Today I have been abundantly blessed and I am so grateful for the tender mercies from the Lord and His servants who have poured out their "blessings!" upon me. Truth be told, the blessings have been abundant all week long, but I was so focused inward and trying my best to just endure that I have not even acknowledged or expressed my gratitude or even my awareness that these blessing have been poured out. I wish that hadn't been my reaction...but it is the reality.
Friends have texted me faithfully over this past week to ascertain how I was doing, offering food, movies, or just to come sit with me. Rich has not had a meal...instead he has provided the strangest offerings that would more indicate pregnancy than chemo...except we don't really know much about the strangeness of chemo food...except that it seems a lot like pregnancy cravings! Baked potato, French fries, over easy egg on toast, bacon egg and cheese biscuit...just like Australia! And Chick-Fil-A diet lemonade....ohhhhh! Salvation! Poor Rich! I know he will be grateful when another week has passed and the nausea has abated some!

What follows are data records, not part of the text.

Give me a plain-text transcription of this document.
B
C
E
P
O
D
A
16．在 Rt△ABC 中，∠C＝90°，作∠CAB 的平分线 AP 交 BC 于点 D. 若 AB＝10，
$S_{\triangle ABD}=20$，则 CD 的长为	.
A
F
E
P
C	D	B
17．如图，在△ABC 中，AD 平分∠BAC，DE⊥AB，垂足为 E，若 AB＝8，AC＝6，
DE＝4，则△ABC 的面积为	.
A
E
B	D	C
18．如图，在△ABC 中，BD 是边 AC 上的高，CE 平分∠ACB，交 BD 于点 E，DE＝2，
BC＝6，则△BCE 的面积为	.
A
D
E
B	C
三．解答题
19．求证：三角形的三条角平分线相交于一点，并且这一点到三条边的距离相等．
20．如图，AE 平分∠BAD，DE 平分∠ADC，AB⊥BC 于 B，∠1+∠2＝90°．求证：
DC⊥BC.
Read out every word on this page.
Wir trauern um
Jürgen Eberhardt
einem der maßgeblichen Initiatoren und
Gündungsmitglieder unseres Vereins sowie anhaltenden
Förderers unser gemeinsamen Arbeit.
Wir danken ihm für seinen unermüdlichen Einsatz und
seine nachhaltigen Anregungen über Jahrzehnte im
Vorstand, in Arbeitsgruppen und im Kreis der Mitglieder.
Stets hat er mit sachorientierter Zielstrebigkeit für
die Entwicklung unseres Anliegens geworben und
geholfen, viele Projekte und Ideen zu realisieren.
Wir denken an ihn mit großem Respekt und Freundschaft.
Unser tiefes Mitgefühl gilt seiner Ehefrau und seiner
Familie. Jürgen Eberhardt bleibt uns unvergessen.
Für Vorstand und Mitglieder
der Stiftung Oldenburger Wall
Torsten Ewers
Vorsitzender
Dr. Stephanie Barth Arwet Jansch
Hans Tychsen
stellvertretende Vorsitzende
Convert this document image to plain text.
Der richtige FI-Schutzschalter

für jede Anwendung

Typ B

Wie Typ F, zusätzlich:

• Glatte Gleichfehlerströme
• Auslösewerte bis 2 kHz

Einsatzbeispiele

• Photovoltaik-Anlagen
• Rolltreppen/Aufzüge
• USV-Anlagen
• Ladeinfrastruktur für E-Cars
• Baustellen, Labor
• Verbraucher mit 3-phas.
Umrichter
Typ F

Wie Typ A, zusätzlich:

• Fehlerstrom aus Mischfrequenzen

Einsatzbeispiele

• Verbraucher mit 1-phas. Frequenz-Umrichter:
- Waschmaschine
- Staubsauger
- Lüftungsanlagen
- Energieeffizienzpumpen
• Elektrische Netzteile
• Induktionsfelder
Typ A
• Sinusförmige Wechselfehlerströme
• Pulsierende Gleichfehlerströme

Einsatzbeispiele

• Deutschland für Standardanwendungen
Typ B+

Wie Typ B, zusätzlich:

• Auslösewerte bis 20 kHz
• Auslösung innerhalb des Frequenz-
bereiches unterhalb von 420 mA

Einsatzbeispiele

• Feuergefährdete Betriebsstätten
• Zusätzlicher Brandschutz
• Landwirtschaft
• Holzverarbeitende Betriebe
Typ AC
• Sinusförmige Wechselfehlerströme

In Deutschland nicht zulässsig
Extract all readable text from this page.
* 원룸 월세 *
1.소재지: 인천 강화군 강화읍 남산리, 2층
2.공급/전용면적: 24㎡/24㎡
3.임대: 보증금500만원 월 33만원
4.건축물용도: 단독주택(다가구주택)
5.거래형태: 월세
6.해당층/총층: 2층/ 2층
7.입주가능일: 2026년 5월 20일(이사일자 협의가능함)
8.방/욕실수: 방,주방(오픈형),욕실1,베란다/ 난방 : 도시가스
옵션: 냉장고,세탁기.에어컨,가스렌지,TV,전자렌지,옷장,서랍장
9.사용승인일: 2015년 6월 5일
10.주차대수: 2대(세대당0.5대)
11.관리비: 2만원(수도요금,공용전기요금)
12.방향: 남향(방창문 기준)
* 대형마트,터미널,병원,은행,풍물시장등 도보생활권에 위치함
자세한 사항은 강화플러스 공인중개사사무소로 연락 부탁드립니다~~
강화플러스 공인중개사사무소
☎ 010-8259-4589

I am so grateful for Serina's extra attention in my acupuncture appointment. Truly she is a kind and gentle soul who recognized the yuck of my day!
I received a special note from Mary Turner that was full of love and kindness. I haven't even shared with her my diagnosis, yet I know she knows...and yet she loves me anyway.
I received a sweet and tender email from Kathryn this week giving me encouragement and support in this fight. Her words were just what I needed to hear at the moment I needed to hear them.
My children (including my children who are loved by my children - and Rich and I) have kept in contact...helping me feel connected and a part of their lives, yet seeming to know that I was not terribly able to do much more than love them and their efforts.
Today I received a care package from Karen and David with four fluffy/fuzzy hats with a precious note telling me of their love and support at this time.
And my brothers, Mike and Brad, took time out of their hectic schedules to attend a sarcoma conference at the Huntsman Cancer Center today. They queried, listened, and gleaned as much information and made contacts with other LMS patients, Drs, pathologists, genomics specialists, surgeons, and radiologists to understand what I'm experiencing, learn what is being done in the field, and to give me hope and support!
I'm just so overwhelmed! I feel such love and know that I don't deserve any of it! But I'm so grateful! I truly feel like the loving arms of the Savior have been wrapped around me. I feel the prayers and fasting that is being done on my behalf. And I know that Angels truly have attended me all week long...in a week that seemed to last forever! Thank you!